Mastercard has more than tripled since going public in May, 2006 at $46. When I reviewed last week's data from the Strategy Lab Open, I noticed that many of the people who held Mastercard had made it the single largest position in their portfolios. After a rough July and August, Mastercard has been on a tear recently, up about 25% off its recent lows. This made me wonder – do the Strategy Lab Open participants think this streak will continue, or are they getting ready to take some profits?
Since Mastercard is also one of my Best Idea stocks, I saw a golden opportunity to check my thinking with a fairly large group of people who all share an interest in this stock. Nothing vets an idea faster than discussing it with a big group of knowledgeable and interested people.
To begin the discussion, RD80 (Full Post) did a great job of summarizing their business model.
"MA's bread and butter is transaction / processing fees. Everytime someone charges a purchase on a Mastercard, MA gets a little slice of the purchase. The banks, credit unions, etc. that issue the cards collect the interest and other fees and assume the risks that go with extending credit to all of us consumers - priceless business model."
Understanding the business model is important because all of the companies that the conventional wisdom/Wall Street says are "comparables" have a somewhat different business model so its hard to see why Mastercard should be valued at "comparable" multiples.
One of Marketocracy's mFOLIO Masters, rmcduff (Full Post), writes:
"MA was incorrectly priced from the outset, as investors and analysts evaluated the stock as though it was a credit card company. Originally, the few analysts that covered the stock simply lumped MA into a peer group with American Express and a number of other publicly traded credit card firms."

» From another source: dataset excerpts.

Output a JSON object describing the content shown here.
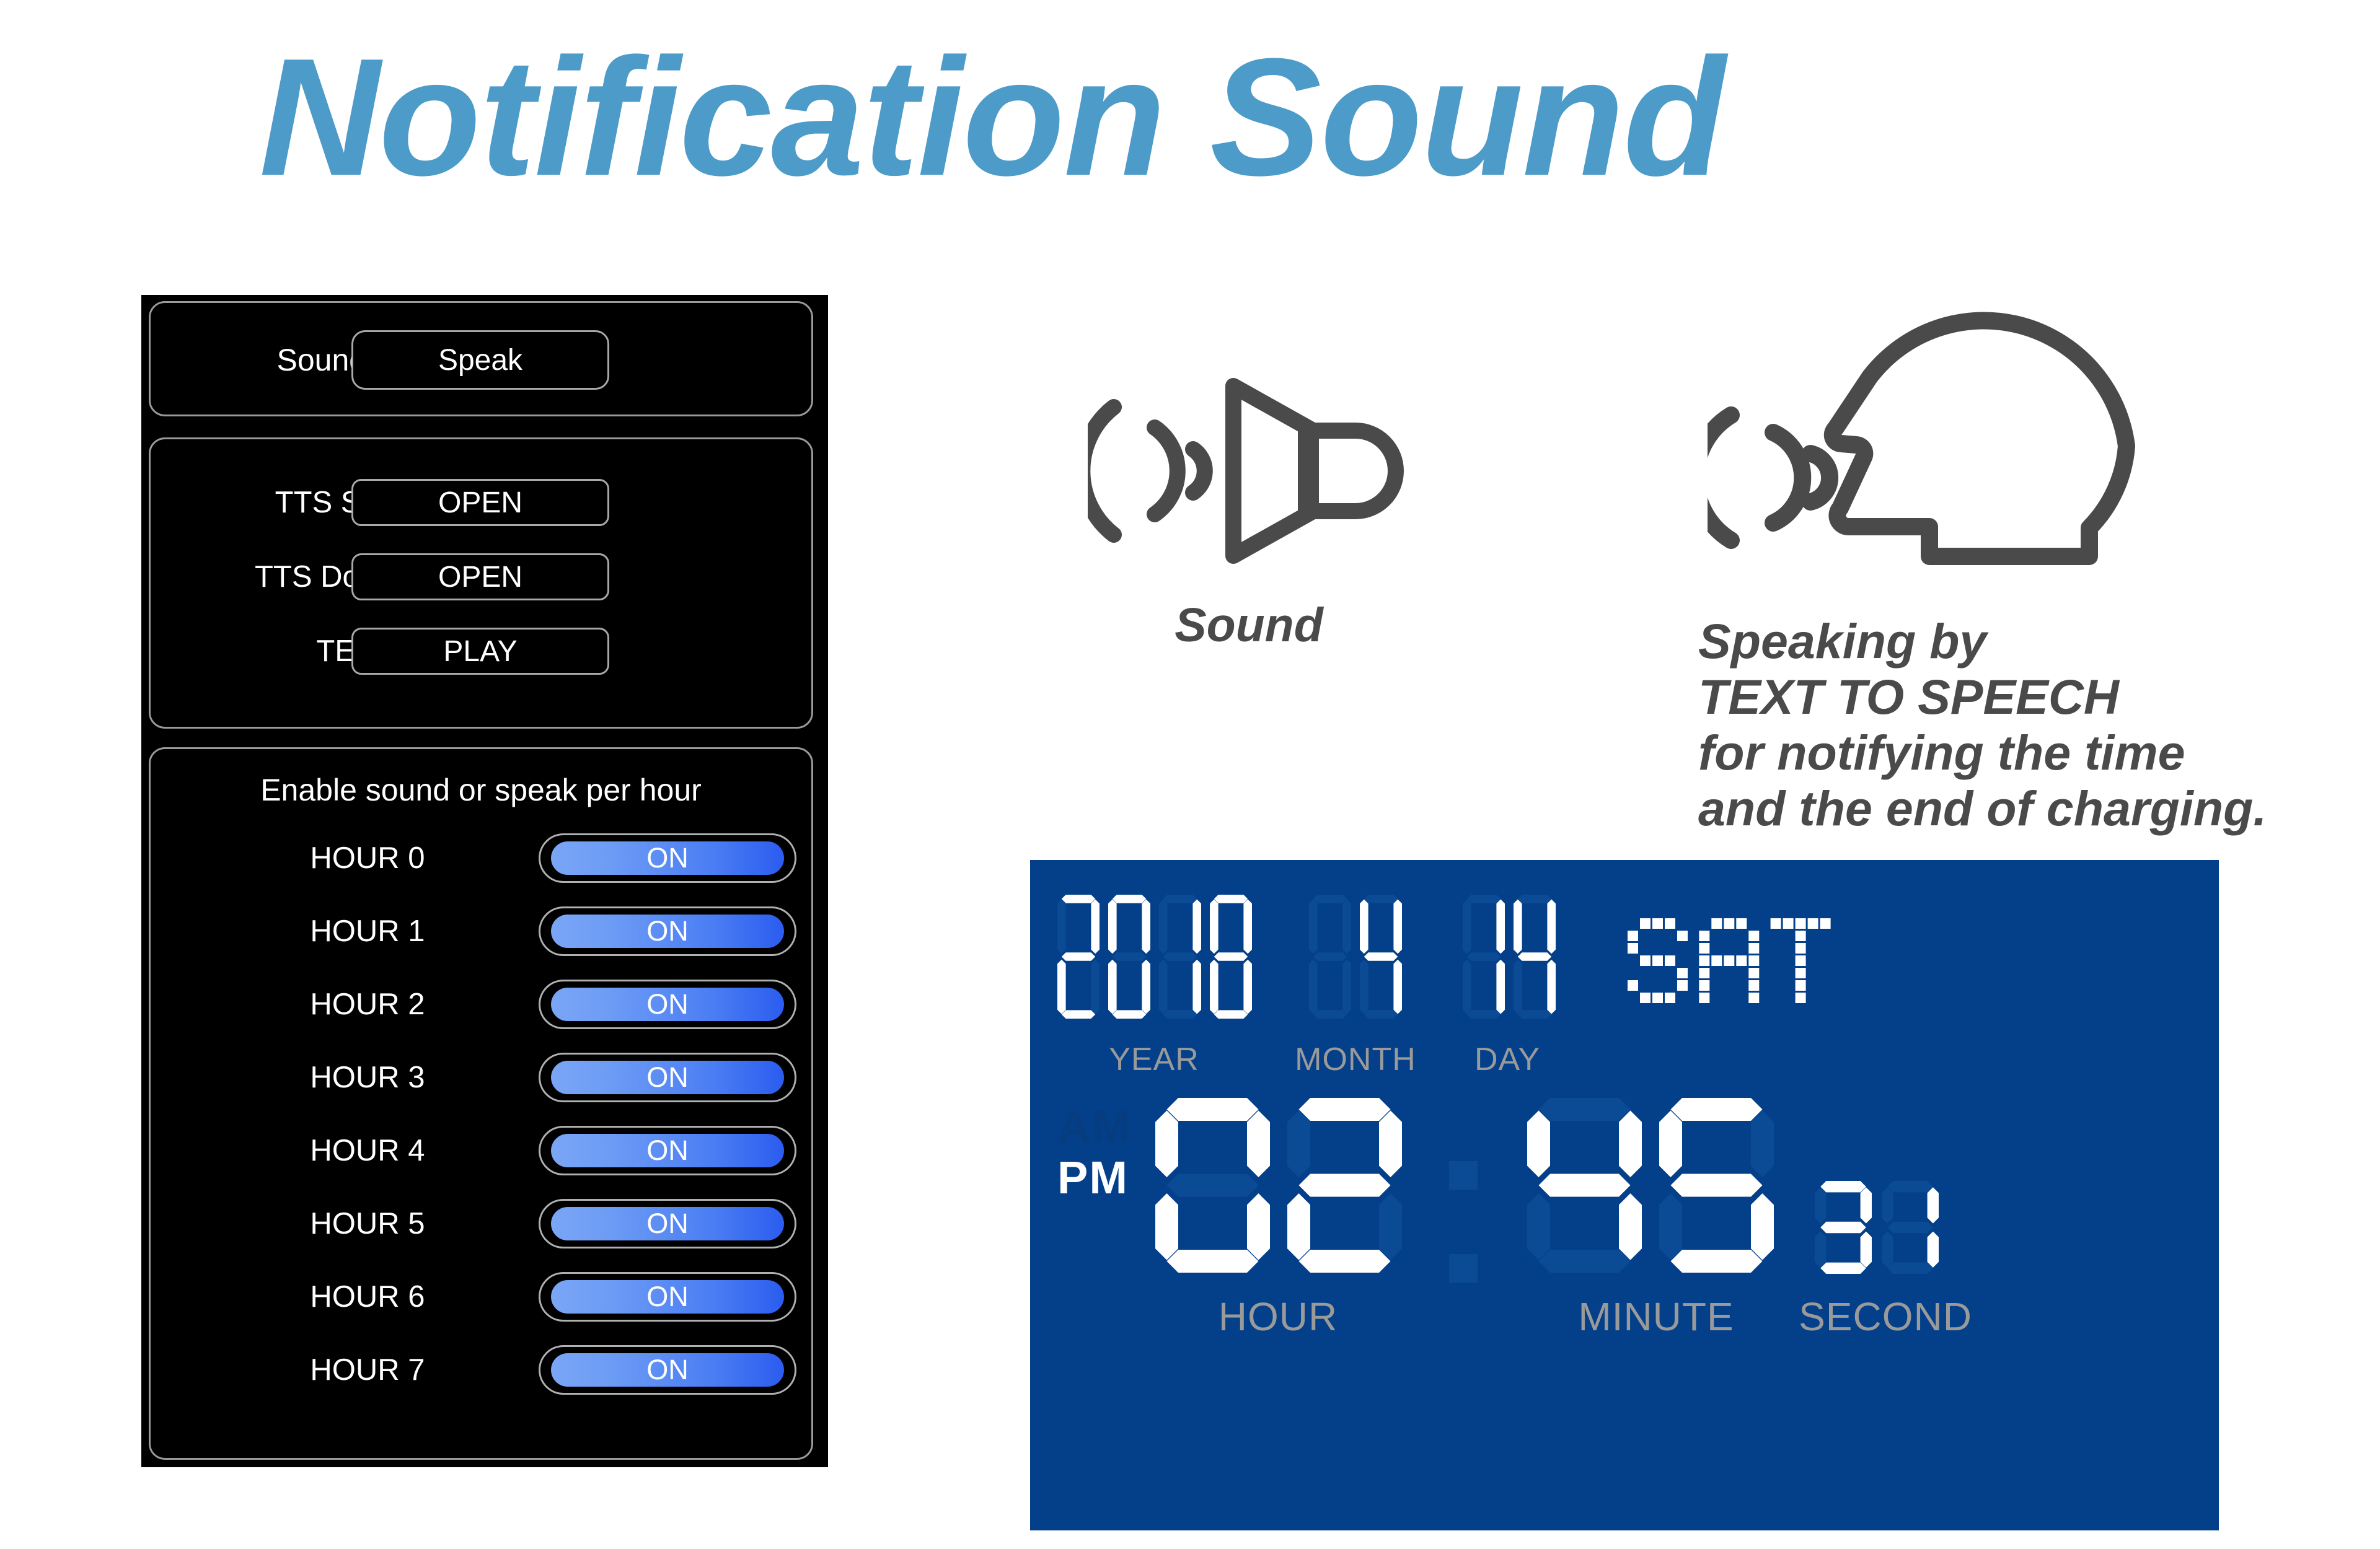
{
  "title": "Notification Sound",
  "phone": {
    "sound_type": {
      "label": "Sound type",
      "value": "Speak"
    },
    "tts": {
      "rows": [
        {
          "label": "TTS Setting",
          "action": "OPEN"
        },
        {
          "label": "TTS Download",
          "action": "OPEN"
        },
        {
          "label": "TEST",
          "action": "PLAY"
        }
      ]
    },
    "hours": {
      "header": "Enable sound or speak per hour",
      "items": [
        {
          "label": "HOUR 0",
          "state": "ON"
        },
        {
          "label": "HOUR 1",
          "state": "ON"
        },
        {
          "label": "HOUR 2",
          "state": "ON"
        },
        {
          "label": "HOUR 3",
          "state": "ON"
        },
        {
          "label": "HOUR 4",
          "state": "ON"
        },
        {
          "label": "HOUR 5",
          "state": "ON"
        },
        {
          "label": "HOUR 6",
          "state": "ON"
        },
        {
          "label": "HOUR 7",
          "state": "ON"
        }
      ]
    }
  },
  "sound_block": {
    "icon": "speaker-waves-icon",
    "caption": "Sound"
  },
  "speech_block": {
    "icon": "head-speaking-icon",
    "line1": "Speaking by",
    "line2": "TEXT TO SPEECH",
    "line3": "for notifying the time",
    "line4": "and the end of charging."
  },
  "clock": {
    "year": "2018",
    "month": "4",
    "day": "14",
    "weekday": "SAT",
    "hour": "02",
    "minute": "45",
    "second": "31",
    "am_label": "AM",
    "pm_label": "PM",
    "meridiem_active": "PM",
    "captions": {
      "year": "YEAR",
      "month": "MONTH",
      "day": "DAY",
      "hour": "HOUR",
      "minute": "MINUTE",
      "second": "SECOND"
    }
  },
  "colors": {
    "title": "#4d9bc9",
    "panel_blue": "#034089",
    "segment_on": "#ffffff",
    "segment_off": "#0b4a95",
    "icon_gray": "#4a4a4a",
    "toggle_from": "#7ba6f6",
    "toggle_to": "#2b5cf0"
  }
}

As toma47 (Full Post) notes, “Discover (DFS) and American Express (AXP) are not directly comparable as they have the credit risk of holding customer balances on their books.” Visa, the best comparable, is not yet public.

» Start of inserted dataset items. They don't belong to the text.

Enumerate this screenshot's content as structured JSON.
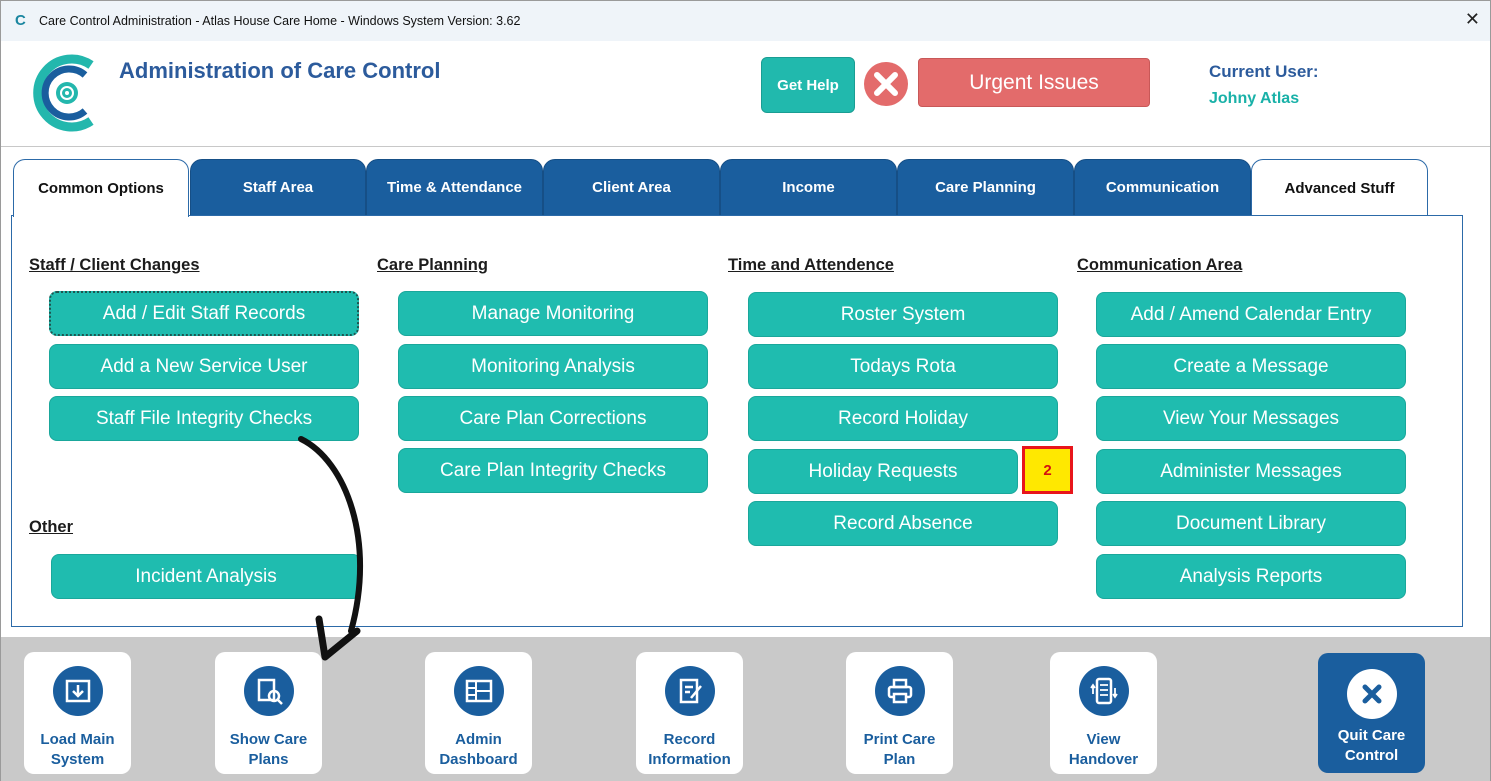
{
  "window": {
    "logo_glyph": "C",
    "title": "Care Control Administration - Atlas House Care Home - Windows System Version: 3.62",
    "close_glyph": "✕"
  },
  "header": {
    "title": "Administration of Care Control",
    "help_label": "Get Help",
    "urgent_label": "Urgent Issues",
    "user_label": "Current User:",
    "user_name": "Johny Atlas"
  },
  "tabs": [
    {
      "label": "Common Options",
      "active": true
    },
    {
      "label": "Staff Area"
    },
    {
      "label": "Time & Attendance"
    },
    {
      "label": "Client Area"
    },
    {
      "label": "Income"
    },
    {
      "label": "Care Planning"
    },
    {
      "label": "Communication"
    },
    {
      "label": "Advanced Stuff"
    }
  ],
  "sections": {
    "staff_client": {
      "title": "Staff / Client Changes",
      "buttons": [
        "Add / Edit Staff Records",
        "Add a New Service User",
        "Staff File Integrity Checks"
      ]
    },
    "care_planning": {
      "title": "Care Planning",
      "buttons": [
        "Manage Monitoring",
        "Monitoring Analysis",
        "Care Plan Corrections",
        "Care Plan Integrity Checks"
      ]
    },
    "time_attendance": {
      "title": "Time and Attendence",
      "buttons": [
        "Roster System",
        "Todays Rota",
        "Record Holiday",
        "Holiday Requests",
        "Record Absence"
      ],
      "holiday_badge": "2"
    },
    "communication": {
      "title": "Communication Area",
      "buttons": [
        "Add / Amend Calendar Entry",
        "Create a Message",
        "View Your Messages",
        "Administer Messages",
        "Document Library",
        "Analysis Reports"
      ]
    },
    "other": {
      "title": "Other",
      "buttons": [
        "Incident Analysis"
      ]
    }
  },
  "bottom_tiles": [
    {
      "line1": "Load Main",
      "line2": "System",
      "icon": "download-tray-icon"
    },
    {
      "line1": "Show Care",
      "line2": "Plans",
      "icon": "document-search-icon"
    },
    {
      "line1": "Admin",
      "line2": "Dashboard",
      "icon": "dashboard-icon"
    },
    {
      "line1": "Record",
      "line2": "Information",
      "icon": "edit-document-icon"
    },
    {
      "line1": "Print Care",
      "line2": "Plan",
      "icon": "printer-icon"
    },
    {
      "line1": "View",
      "line2": "Handover",
      "icon": "handover-list-icon"
    },
    {
      "line1": "Quit Care",
      "line2": "Control",
      "icon": "close-circle-icon"
    }
  ],
  "colors": {
    "teal": "#1fbcaf",
    "navy": "#1a5e9e",
    "urgent_red": "#e36b6b",
    "badge_yellow": "#ffe800"
  }
}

Ahknaten (Full Post) did a great job putting Mastercard through the typical Wall Street discounted cash flow analysis (as he did with Apple) and decided that its overvalued and "due for a correction."
I conclude that since there are no public companies that are good comparables there is a lot of potential for Wall Street, and thus the conventional wisdom, to be wrong about this stock.
However, that is not enough to make it a "Best Idea" stock. I also want to put my finger on something others are missing that is significant enough to drive a double in two years. In Mastercard's case, what might that be?
Blueskymack (Full Post) sums it up as follows: Mastercard is ubiquitous, has a worldwide acceptance and is not yet popular in countries that may one day grow the business.
But, Mastercard already trades at a P/E of about 29 which implies that the current price already reflects a fair amount of growth. For this to be a good investment now, MA has to grow more than in currently expected. What could be the source of this unexpected growth?
Rmcduff says: Mastercard's Maestro payment processing systems are poised to become the European standard in the near future. Europe is harmonizing its debit systems, and will require banks to clear through just one system by 2010. Visa apparently does not even have the technology or systems in place to provide a competent bid, which makes MA a virtual shoo in for this business.
Rmcduff's excellent long-term track record at Marketocracy is the result of making a lot of judgment calls like this correctly over the last 6 years. That speaks volumes to me about whose judgment I want to pay attention to.
What do you think? Is Mastercard going to harmonize Europe’s debit systems? Is there anything else that can fuel growth beyond what the market expects.